How does Le Chatelier's principle explain the result you obtained after the addition of NaOH?
You need to get more explicit than that. What experiment did you do? To what did you add NaOH? What were the conditions?
Le Chatelier's principle is a fundamental concept in chemistry that states if a system in equilibrium is subjected to a change in conditions, the system will shift in a direction that minimizes the effect of that change. In the context of the addition of NaOH, let me explain how Le Chatelier's principle applies.
When NaOH is added to a solution, it acts as a strong base, increasing the concentration of hydroxide ions (OH-) in the solution. This change in concentration affects the equilibrium of any acid-base reactions in the system. Now, let's consider a specific example to understand the principle.
Suppose you have a solution in equilibrium, represented by the equation:
HA (acid) + H2O ⇌ H3O+ (hydronium ion) + A- (conjugate base)

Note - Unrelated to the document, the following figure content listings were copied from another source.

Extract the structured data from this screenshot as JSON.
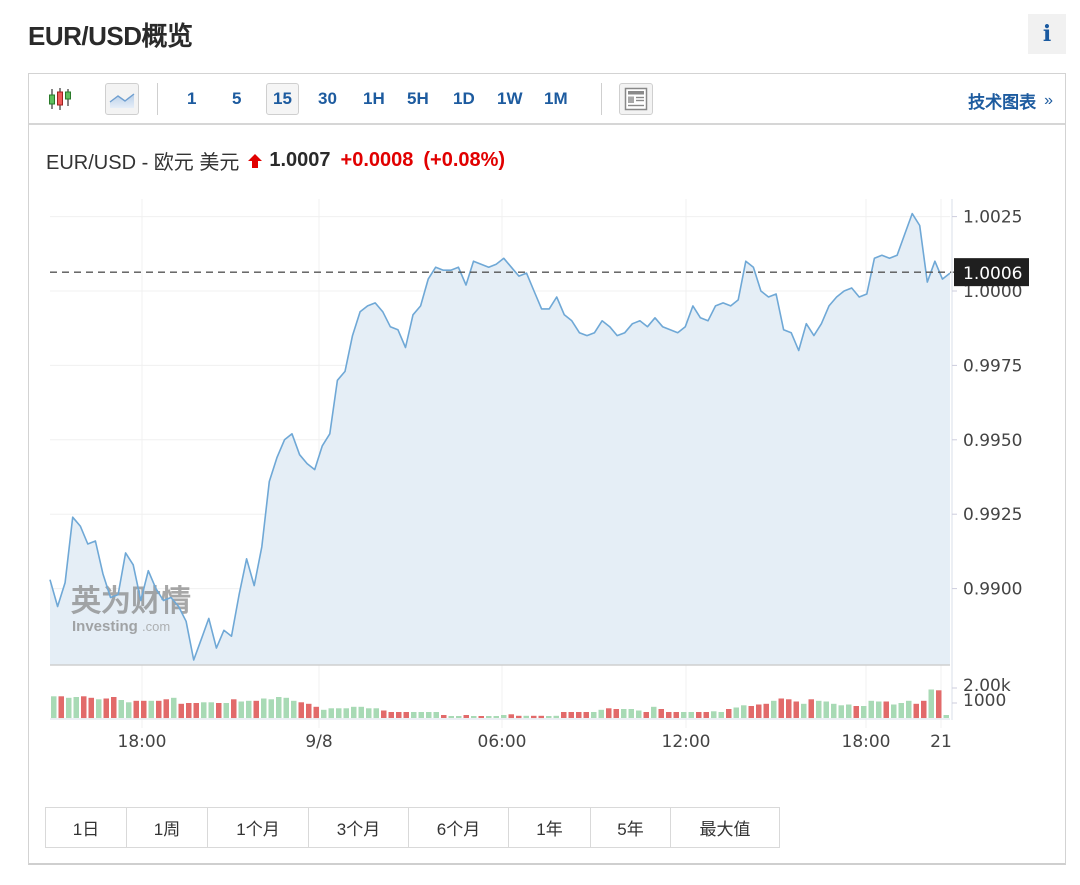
{
  "header": {
    "title": "EUR/USD概览",
    "info_icon": "info-icon",
    "info_label": "i"
  },
  "toolbar": {
    "chart_type_icons": [
      "candlestick-icon",
      "area-chart-icon"
    ],
    "intervals": [
      "1",
      "5",
      "15",
      "30",
      "1H",
      "5H",
      "1D",
      "1W",
      "1M"
    ],
    "active_interval": "15",
    "layout_icon": "layout-icon",
    "tech_chart_label": "技术图表",
    "tech_chart_chevron": "»"
  },
  "quote": {
    "name": "EUR/USD - 欧元 美元",
    "direction": "up",
    "price": "1.0007",
    "change": "+0.0008",
    "change_pct": "(+0.08%)",
    "up_color": "#e10000"
  },
  "watermark": {
    "cn": "英为财情",
    "en": "Investing",
    "en_suffix": ".com"
  },
  "range_buttons": [
    "1日",
    "1周",
    "1个月",
    "3个月",
    "6个月",
    "1年",
    "5年",
    "最大值"
  ],
  "chart_data": {
    "type": "area",
    "title": "EUR/USD - 欧元 美元",
    "interval": "15 minutes",
    "xlabel": "",
    "ylabel": "",
    "x_tick_labels": [
      "18:00",
      "9/8",
      "06:00",
      "12:00",
      "18:00",
      "21"
    ],
    "y_tick_labels": [
      "1.0025",
      "1.0000",
      "0.9975",
      "0.9950",
      "0.9925",
      "0.9900"
    ],
    "ylim": [
      0.9874,
      1.003
    ],
    "current_price_marker": "1.0006",
    "grid": true,
    "line_color": "#6fa8d6",
    "fill_color": "#e4edf5",
    "prices": [
      0.9903,
      0.9894,
      0.9902,
      0.9924,
      0.9921,
      0.9915,
      0.9916,
      0.9905,
      0.9897,
      0.9898,
      0.9912,
      0.9908,
      0.9896,
      0.9906,
      0.99,
      0.9896,
      0.9897,
      0.9894,
      0.9889,
      0.9876,
      0.9883,
      0.989,
      0.988,
      0.9886,
      0.9884,
      0.9898,
      0.991,
      0.9901,
      0.9914,
      0.9936,
      0.9944,
      0.995,
      0.9952,
      0.9945,
      0.9942,
      0.994,
      0.9948,
      0.9952,
      0.997,
      0.9973,
      0.9985,
      0.9993,
      0.9995,
      0.9996,
      0.9993,
      0.9988,
      0.9987,
      0.9981,
      0.9992,
      0.9995,
      1.0004,
      1.0008,
      1.0007,
      1.0007,
      1.0008,
      1.0002,
      1.001,
      1.0009,
      1.0008,
      1.0009,
      1.0011,
      1.0008,
      1.0005,
      1.0006,
      1.0,
      0.9994,
      0.9994,
      0.9998,
      0.9992,
      0.999,
      0.9986,
      0.9985,
      0.9986,
      0.999,
      0.9988,
      0.9985,
      0.9986,
      0.9989,
      0.999,
      0.9988,
      0.9991,
      0.9988,
      0.9987,
      0.9986,
      0.9988,
      0.9995,
      0.9991,
      0.999,
      0.9995,
      0.9996,
      0.9995,
      0.9997,
      1.001,
      1.0008,
      1.0,
      0.9998,
      0.9999,
      0.9987,
      0.9986,
      0.998,
      0.9989,
      0.9985,
      0.9989,
      0.9995,
      0.9998,
      1.0,
      1.0001,
      0.9998,
      0.9999,
      1.0011,
      1.0012,
      1.0011,
      1.0012,
      1.0019,
      1.0026,
      1.0022,
      1.0003,
      1.001,
      1.0004,
      1.0006
    ],
    "volume_axis": {
      "tick_labels": [
        "2.00k",
        "1000"
      ]
    },
    "volume": {
      "up_color": "#a8dab5",
      "down_color": "#e26a6a",
      "bars": [
        [
          1450,
          "up"
        ],
        [
          1450,
          "down"
        ],
        [
          1350,
          "up"
        ],
        [
          1400,
          "up"
        ],
        [
          1450,
          "down"
        ],
        [
          1350,
          "down"
        ],
        [
          1250,
          "up"
        ],
        [
          1300,
          "down"
        ],
        [
          1400,
          "down"
        ],
        [
          1200,
          "up"
        ],
        [
          1050,
          "up"
        ],
        [
          1150,
          "down"
        ],
        [
          1150,
          "down"
        ],
        [
          1150,
          "up"
        ],
        [
          1150,
          "down"
        ],
        [
          1250,
          "down"
        ],
        [
          1350,
          "up"
        ],
        [
          950,
          "down"
        ],
        [
          1000,
          "down"
        ],
        [
          1000,
          "down"
        ],
        [
          1050,
          "up"
        ],
        [
          1050,
          "up"
        ],
        [
          1000,
          "down"
        ],
        [
          1000,
          "up"
        ],
        [
          1250,
          "down"
        ],
        [
          1100,
          "up"
        ],
        [
          1150,
          "up"
        ],
        [
          1150,
          "down"
        ],
        [
          1300,
          "up"
        ],
        [
          1250,
          "up"
        ],
        [
          1400,
          "up"
        ],
        [
          1350,
          "up"
        ],
        [
          1150,
          "up"
        ],
        [
          1050,
          "down"
        ],
        [
          950,
          "down"
        ],
        [
          750,
          "down"
        ],
        [
          550,
          "up"
        ],
        [
          650,
          "up"
        ],
        [
          650,
          "up"
        ],
        [
          650,
          "up"
        ],
        [
          750,
          "up"
        ],
        [
          750,
          "up"
        ],
        [
          650,
          "up"
        ],
        [
          650,
          "up"
        ],
        [
          500,
          "down"
        ],
        [
          400,
          "down"
        ],
        [
          400,
          "down"
        ],
        [
          400,
          "down"
        ],
        [
          400,
          "up"
        ],
        [
          400,
          "up"
        ],
        [
          400,
          "up"
        ],
        [
          400,
          "up"
        ],
        [
          200,
          "down"
        ],
        [
          100,
          "up"
        ],
        [
          100,
          "up"
        ],
        [
          200,
          "down"
        ],
        [
          50,
          "up"
        ],
        [
          100,
          "down"
        ],
        [
          50,
          "up"
        ],
        [
          100,
          "up"
        ],
        [
          200,
          "up"
        ],
        [
          250,
          "down"
        ],
        [
          150,
          "down"
        ],
        [
          150,
          "up"
        ],
        [
          150,
          "down"
        ],
        [
          150,
          "down"
        ],
        [
          80,
          "up"
        ],
        [
          150,
          "up"
        ],
        [
          400,
          "down"
        ],
        [
          400,
          "down"
        ],
        [
          400,
          "down"
        ],
        [
          400,
          "down"
        ],
        [
          400,
          "up"
        ],
        [
          550,
          "up"
        ],
        [
          650,
          "down"
        ],
        [
          600,
          "down"
        ],
        [
          600,
          "up"
        ],
        [
          600,
          "up"
        ],
        [
          500,
          "up"
        ],
        [
          400,
          "down"
        ],
        [
          750,
          "up"
        ],
        [
          600,
          "down"
        ],
        [
          400,
          "down"
        ],
        [
          400,
          "down"
        ],
        [
          400,
          "up"
        ],
        [
          400,
          "up"
        ],
        [
          400,
          "down"
        ],
        [
          400,
          "down"
        ],
        [
          450,
          "up"
        ],
        [
          400,
          "up"
        ],
        [
          600,
          "down"
        ],
        [
          700,
          "up"
        ],
        [
          850,
          "up"
        ],
        [
          800,
          "down"
        ],
        [
          900,
          "down"
        ],
        [
          950,
          "down"
        ],
        [
          1150,
          "up"
        ],
        [
          1300,
          "down"
        ],
        [
          1250,
          "down"
        ],
        [
          1100,
          "down"
        ],
        [
          950,
          "up"
        ],
        [
          1250,
          "down"
        ],
        [
          1150,
          "up"
        ],
        [
          1100,
          "up"
        ],
        [
          950,
          "up"
        ],
        [
          850,
          "up"
        ],
        [
          900,
          "up"
        ],
        [
          800,
          "down"
        ],
        [
          800,
          "up"
        ],
        [
          1150,
          "up"
        ],
        [
          1100,
          "up"
        ],
        [
          1100,
          "down"
        ],
        [
          900,
          "up"
        ],
        [
          1000,
          "up"
        ],
        [
          1150,
          "up"
        ],
        [
          950,
          "down"
        ],
        [
          1150,
          "down"
        ],
        [
          1900,
          "up"
        ],
        [
          1850,
          "down"
        ],
        [
          200,
          "up"
        ]
      ]
    }
  }
}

In this equation, HA is the acid and A- is its conjugate base. When NaOH is added to the solution, the additional OH- ions will react with the hydronium ions (H3O+) to form water:
OH- + H3O+ ⇌ 2H2O
According to Le Chatelier's principle, the increased concentration of OH- ions will disrupt the equilibrium of the reaction. To counterbalance the increase in OH- ions, the reaction will shift to the left, consuming more hydronium ions and acid to minimize the effect of the added base. As a result, the concentration of HA (acid) and H3O+ (hydronium ions) will decrease, while the concentration of A- (conjugate base) will increase.
This shift in equilibrium favors the reactant side of the equation, reducing the acidity of the system and increasing the basicity. Hence, the result obtained after the addition of NaOH is a decrease in the acidity of the solution due to the shift in equilibrium towards the left to consume the added base.